Cultura diffusa in Germania.
«Parte dal basso, dalle scuole calcio e quando arriva ai piani alti non è mutata di una virgola. Guardiola e Thiago sono perfetti nell’etica del calcio tedesco».
Lei però lo scorso anno era in rotta con Schmidt.
«Preferiva altri, li vedeva più in forma di me. Così mi sono guardato in giro, niente di serio, ma un’occhiata fuori l’ho data».
E cos’ha visto? Un ritorno in Italia?
«Sinceramente no. Piuttosto ho immaginato la Premier e non posso nascondere che la Major League Soccer mi intriga».
Di cos’è fatto l’enorme solco che separa calcio italiano e calcio tedesco?

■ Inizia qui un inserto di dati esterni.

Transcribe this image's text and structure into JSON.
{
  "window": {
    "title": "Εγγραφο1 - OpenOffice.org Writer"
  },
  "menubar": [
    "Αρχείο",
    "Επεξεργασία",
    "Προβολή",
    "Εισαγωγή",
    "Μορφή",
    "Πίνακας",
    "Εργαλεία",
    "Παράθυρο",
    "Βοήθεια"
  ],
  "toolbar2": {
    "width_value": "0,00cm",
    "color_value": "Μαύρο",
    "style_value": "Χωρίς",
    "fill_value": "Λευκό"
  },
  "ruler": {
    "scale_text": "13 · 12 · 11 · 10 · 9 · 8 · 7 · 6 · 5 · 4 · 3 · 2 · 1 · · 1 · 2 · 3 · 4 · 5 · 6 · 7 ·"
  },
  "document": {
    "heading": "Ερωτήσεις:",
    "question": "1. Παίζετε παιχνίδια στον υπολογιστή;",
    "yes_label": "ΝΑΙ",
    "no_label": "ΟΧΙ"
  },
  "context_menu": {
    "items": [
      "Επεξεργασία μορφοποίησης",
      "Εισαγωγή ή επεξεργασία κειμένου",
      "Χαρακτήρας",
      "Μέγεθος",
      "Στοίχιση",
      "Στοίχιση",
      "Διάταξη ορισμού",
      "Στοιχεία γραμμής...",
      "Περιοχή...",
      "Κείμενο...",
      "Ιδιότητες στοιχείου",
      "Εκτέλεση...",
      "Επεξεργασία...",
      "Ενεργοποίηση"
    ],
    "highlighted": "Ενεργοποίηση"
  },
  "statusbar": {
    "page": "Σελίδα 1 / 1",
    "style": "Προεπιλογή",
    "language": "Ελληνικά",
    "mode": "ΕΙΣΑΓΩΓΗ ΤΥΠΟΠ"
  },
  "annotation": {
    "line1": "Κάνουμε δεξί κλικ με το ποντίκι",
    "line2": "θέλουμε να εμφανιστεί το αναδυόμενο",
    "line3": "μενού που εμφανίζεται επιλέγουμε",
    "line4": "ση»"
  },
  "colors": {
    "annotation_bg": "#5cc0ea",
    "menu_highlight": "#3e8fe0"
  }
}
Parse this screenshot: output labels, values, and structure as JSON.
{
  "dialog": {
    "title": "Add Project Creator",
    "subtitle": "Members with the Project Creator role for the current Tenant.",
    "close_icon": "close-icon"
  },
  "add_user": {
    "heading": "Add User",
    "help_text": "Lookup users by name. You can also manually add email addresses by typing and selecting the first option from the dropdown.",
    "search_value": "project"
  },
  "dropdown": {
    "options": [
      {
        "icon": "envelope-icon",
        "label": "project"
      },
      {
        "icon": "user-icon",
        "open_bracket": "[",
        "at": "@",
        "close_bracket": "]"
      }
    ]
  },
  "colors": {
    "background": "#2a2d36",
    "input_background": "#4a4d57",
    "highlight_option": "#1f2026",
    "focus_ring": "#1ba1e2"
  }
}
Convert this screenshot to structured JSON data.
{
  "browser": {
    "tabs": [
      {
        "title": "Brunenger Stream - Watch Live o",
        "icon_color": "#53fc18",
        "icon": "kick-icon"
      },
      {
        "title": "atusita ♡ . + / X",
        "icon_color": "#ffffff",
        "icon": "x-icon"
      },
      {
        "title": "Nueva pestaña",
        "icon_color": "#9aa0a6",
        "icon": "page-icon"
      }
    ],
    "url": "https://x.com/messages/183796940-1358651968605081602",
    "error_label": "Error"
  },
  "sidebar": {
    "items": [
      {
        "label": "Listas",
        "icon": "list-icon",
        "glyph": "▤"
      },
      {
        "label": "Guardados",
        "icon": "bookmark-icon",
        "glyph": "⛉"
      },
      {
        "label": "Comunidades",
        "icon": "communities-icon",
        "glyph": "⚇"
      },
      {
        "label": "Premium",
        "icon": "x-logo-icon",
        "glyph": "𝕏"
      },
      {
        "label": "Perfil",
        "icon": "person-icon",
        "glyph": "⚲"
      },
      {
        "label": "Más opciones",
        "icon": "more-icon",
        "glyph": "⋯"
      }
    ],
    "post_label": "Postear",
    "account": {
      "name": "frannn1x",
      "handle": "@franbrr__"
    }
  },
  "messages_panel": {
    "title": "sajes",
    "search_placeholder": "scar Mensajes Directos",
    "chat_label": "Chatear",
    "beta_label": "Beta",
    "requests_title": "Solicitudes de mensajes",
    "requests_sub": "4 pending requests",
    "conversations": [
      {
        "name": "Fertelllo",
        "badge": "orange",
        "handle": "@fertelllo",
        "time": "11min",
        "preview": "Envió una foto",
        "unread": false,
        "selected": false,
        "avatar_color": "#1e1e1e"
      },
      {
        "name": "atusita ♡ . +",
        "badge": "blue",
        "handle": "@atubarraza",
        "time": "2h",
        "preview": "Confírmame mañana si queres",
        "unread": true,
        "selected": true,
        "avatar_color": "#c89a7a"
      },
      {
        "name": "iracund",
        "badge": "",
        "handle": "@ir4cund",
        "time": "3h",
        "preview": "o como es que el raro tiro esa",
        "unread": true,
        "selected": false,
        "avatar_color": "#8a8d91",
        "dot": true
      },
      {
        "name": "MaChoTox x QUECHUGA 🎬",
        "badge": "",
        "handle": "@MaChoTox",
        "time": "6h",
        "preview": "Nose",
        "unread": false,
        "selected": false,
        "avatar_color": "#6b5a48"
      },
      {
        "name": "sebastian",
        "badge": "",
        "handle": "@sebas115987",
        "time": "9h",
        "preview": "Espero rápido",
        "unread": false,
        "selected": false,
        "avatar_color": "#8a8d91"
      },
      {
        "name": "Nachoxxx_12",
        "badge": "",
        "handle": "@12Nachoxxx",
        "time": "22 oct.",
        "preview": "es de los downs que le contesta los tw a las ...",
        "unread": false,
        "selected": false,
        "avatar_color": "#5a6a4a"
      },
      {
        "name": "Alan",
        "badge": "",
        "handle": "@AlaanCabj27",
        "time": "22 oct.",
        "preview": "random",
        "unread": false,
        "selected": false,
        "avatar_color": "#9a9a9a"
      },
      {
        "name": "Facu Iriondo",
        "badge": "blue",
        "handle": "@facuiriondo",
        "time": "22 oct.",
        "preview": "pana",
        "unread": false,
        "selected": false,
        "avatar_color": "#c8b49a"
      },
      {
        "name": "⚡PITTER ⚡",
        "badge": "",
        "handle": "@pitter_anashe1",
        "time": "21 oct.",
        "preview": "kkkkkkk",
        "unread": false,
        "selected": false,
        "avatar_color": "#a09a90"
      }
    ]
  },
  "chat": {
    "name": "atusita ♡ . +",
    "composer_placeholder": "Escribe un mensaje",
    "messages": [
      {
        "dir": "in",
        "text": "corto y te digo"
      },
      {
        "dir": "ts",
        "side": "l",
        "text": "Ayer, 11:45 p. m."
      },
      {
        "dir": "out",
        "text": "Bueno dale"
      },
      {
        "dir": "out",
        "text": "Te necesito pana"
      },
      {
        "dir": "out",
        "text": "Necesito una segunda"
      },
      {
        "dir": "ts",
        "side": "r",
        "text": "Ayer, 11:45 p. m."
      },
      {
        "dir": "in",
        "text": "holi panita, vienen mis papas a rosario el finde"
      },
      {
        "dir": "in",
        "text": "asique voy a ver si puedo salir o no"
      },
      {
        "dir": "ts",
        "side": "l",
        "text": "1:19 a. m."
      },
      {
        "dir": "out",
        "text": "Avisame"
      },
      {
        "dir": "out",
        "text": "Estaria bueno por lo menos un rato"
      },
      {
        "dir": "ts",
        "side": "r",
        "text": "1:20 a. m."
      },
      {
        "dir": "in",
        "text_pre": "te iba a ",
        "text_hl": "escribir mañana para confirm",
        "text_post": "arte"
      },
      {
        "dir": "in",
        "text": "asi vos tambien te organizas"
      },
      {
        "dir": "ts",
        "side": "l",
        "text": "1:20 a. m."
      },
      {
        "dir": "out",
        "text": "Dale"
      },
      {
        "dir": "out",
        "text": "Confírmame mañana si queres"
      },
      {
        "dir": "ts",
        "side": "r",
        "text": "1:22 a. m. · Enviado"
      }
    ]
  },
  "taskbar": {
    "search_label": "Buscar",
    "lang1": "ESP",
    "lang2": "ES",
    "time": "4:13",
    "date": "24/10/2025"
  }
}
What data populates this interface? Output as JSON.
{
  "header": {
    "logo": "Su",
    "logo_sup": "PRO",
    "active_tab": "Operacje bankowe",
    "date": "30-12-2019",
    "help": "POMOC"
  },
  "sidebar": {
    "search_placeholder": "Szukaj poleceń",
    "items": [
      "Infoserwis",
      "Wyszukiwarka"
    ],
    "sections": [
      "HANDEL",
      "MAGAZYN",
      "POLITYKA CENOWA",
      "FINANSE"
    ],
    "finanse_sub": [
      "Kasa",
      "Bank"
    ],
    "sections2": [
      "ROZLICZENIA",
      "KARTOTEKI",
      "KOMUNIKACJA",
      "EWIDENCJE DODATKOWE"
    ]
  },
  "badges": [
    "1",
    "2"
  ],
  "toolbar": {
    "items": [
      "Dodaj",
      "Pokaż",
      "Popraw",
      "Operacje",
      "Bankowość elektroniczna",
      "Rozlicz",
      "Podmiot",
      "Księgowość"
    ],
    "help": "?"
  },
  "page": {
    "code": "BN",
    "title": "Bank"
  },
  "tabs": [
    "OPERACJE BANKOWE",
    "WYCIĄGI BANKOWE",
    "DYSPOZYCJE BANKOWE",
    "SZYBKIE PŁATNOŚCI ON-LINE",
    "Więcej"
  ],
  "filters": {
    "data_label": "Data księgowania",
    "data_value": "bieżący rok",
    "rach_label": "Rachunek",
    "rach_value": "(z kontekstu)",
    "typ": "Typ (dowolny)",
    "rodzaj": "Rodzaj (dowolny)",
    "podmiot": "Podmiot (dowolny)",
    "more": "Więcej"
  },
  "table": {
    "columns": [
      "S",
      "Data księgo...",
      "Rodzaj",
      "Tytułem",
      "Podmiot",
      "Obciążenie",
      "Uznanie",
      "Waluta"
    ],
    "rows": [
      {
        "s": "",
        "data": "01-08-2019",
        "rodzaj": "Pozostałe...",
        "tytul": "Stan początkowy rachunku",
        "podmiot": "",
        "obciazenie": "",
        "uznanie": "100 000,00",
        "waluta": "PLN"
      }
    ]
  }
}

«Troppe cose, anche invisibili, oppure sotto gli occhi di tutti come quest’abitudine a stazionare poco nella propria metà campo, ad accorciare per “cultura” sui terzini avversari. Oppure come l’esasperazione della tattica: da noi meno della metà di quella italiana».
E fuori dal campo?
«Sembrano due mondi antitetici, forse sono solo complementari. Qui c’è più mentalità, che chiamerei educazione. Qui lo sport è un bene pubblico, non privato. E quando sorgono dei problemi li risolvono, punto e basta. Non li trascinano, non fanno finta di sparecchiare. Meno pressione e stadi pieni. Conviene, no?».
Ma forse meno passione.
«Non direi. È che ogni emozione ha i suoi luoghi e soprattutto i suoi tempi. Giocare a calcio in Germania è come essere degli attori di teatro: quando reciti il pubblico è caldo, vicino, partecipa, si emoziona. Ma quando lo spettacolo finisce il teatro si svuota e tutto finisce. Ogni tanto nel nostro calcio c’è persino un po’ di silenzio...».
Chi sono i maestri del calcio?
«Quelli come Sacchi che insegnano a diventare persone universali prima ancora che calciatori universali. La visione più ampia va sperimentata nella vita e poi applicata in campo».
Con la Roma dopodomani?
«Possono cambiare le partite in ogni momento. Ma non possiamo snaturarci nemmeno all’Olimpico. I giochi sono aperti».
All’Inter da ragazzo fu sotto Mourinho.
«Mi ha lasciato tanta umanità, ho giocato un ottavo di Coppa Italia, ma ero un primavera, tatticamente l’ho appena sfiorato».
Tifa per qualche squadra italiana?
«Nessuna, mi piacevano Del Piero e Ronaldo».
Ha amici con cui esce la sera nel Bayer?
«Sì, Bellarabi e Çalhanoglu».
E che fate?
«Di solito mangiamo un botto di sushi».